In sauces and soups, you would usually thicken milk by adding a starch such as flour or cornstarch. For example, in a classic bechamel sauce, the cook first prepares a roux by stirring butter and flour together in a pan. This precooks the flour, removing its starchy taste. When you have added the seasoned milk, the rough thickens it to a velvety-smooth texture. Quick-mixing flour is precooked at the factory, then dried and milled to a smooth powder. It is mixed into cold water to form slurry, and then stirred into the hot milk where it gels quickly. Cornstarch works the same way, but as a purified starch it provides more thickening power.

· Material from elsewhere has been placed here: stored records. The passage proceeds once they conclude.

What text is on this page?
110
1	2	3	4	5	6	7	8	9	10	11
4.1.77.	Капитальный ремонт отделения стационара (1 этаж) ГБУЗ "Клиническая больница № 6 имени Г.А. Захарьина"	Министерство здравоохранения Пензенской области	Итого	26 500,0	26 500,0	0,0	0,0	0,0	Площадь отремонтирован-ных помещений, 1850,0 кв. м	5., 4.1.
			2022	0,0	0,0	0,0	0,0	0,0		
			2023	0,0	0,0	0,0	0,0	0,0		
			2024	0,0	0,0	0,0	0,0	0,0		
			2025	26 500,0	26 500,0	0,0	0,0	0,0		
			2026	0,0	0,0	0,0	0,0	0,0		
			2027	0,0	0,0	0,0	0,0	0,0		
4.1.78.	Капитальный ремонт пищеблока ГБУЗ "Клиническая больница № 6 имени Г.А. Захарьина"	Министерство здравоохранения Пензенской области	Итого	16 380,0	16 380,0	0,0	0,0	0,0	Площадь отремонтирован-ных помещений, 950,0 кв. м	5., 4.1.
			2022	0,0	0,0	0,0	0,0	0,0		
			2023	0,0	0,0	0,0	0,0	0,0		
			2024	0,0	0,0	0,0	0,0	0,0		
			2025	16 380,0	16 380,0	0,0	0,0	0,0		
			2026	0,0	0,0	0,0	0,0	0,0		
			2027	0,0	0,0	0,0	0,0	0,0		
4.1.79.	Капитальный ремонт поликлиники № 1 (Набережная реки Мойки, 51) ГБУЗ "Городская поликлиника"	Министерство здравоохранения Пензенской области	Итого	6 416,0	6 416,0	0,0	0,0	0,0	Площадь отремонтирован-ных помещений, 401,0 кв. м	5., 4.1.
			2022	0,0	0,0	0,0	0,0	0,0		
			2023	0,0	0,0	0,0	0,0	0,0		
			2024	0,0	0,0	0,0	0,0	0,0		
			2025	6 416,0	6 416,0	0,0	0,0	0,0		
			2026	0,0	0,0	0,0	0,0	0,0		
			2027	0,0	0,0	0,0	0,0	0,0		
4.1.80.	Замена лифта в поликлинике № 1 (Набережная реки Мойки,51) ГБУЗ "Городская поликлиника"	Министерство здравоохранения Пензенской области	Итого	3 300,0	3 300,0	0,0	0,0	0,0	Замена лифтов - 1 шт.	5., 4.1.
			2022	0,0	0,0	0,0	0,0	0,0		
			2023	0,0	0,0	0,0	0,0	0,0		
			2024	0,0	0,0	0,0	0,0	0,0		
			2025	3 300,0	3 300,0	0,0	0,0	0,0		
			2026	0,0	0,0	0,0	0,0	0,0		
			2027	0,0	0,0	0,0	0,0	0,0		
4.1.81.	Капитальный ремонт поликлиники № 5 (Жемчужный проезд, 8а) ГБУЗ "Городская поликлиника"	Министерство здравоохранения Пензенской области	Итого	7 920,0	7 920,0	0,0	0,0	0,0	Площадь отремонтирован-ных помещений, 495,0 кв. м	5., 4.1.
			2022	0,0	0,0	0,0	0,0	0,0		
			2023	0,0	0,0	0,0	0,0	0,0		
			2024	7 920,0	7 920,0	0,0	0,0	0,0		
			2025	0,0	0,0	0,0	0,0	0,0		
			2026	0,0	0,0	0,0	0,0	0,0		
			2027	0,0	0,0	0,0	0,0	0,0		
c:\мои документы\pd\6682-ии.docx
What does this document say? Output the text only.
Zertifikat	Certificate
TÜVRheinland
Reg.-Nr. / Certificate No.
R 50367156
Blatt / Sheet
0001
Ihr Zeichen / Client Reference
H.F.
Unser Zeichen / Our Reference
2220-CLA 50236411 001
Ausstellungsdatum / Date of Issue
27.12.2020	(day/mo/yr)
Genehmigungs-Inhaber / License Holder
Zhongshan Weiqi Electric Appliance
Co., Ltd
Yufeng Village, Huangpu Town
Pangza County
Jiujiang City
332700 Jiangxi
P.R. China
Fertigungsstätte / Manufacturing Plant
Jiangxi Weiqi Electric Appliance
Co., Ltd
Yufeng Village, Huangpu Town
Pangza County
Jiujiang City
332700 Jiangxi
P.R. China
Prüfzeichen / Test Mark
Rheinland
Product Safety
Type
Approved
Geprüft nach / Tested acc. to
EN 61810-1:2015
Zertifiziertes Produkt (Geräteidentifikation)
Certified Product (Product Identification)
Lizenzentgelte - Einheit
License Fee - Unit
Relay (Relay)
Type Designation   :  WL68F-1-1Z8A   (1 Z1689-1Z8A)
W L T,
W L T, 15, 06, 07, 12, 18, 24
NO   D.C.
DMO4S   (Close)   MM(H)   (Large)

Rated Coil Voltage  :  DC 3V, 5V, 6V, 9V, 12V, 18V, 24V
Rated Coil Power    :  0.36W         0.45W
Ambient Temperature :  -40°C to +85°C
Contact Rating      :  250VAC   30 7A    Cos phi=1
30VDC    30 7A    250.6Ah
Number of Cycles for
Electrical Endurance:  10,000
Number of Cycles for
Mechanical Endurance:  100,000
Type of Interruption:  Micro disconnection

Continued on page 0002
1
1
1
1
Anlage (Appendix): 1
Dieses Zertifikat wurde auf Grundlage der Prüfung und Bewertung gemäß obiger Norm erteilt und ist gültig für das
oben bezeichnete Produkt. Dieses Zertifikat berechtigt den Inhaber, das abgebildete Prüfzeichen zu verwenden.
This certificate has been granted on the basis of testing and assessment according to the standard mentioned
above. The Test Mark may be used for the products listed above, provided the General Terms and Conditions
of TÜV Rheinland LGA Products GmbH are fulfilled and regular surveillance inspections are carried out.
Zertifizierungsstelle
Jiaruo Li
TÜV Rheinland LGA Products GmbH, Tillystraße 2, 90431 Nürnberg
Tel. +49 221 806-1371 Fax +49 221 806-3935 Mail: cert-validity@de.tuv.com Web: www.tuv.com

Many custards, especially dessert custards, work by thickening milk or cream. In custards, the thickening agent is eggs. The eggs must be whisked thoroughly into the milk and heated gently, which causes their proteins to congeal just as they would in a frying pan. Because the strands of protein are dispersed in the milk, they set to a soft gel, rather than the familiar firm texture of a fried or boiled egg. Some custards, such as pastry cream, also incorporate a starch to provide a firmer, more reliable thickening effect.
Thickening for Dysphagia
Thickening milk for people with dysphagia is a rather different prospect, because culinary thickeners require that you heat the milk. That changes its flavor, and makes it less appealing as a beverage. The specialized thickeners used for that purpose use gum-based ingredients such as xanthan gum, which are widely used in manufactured foods as thickeners and gelling agents. You can stir these into milk, fruit juices and other beverages, and thicken them without altering their flavor or appearance.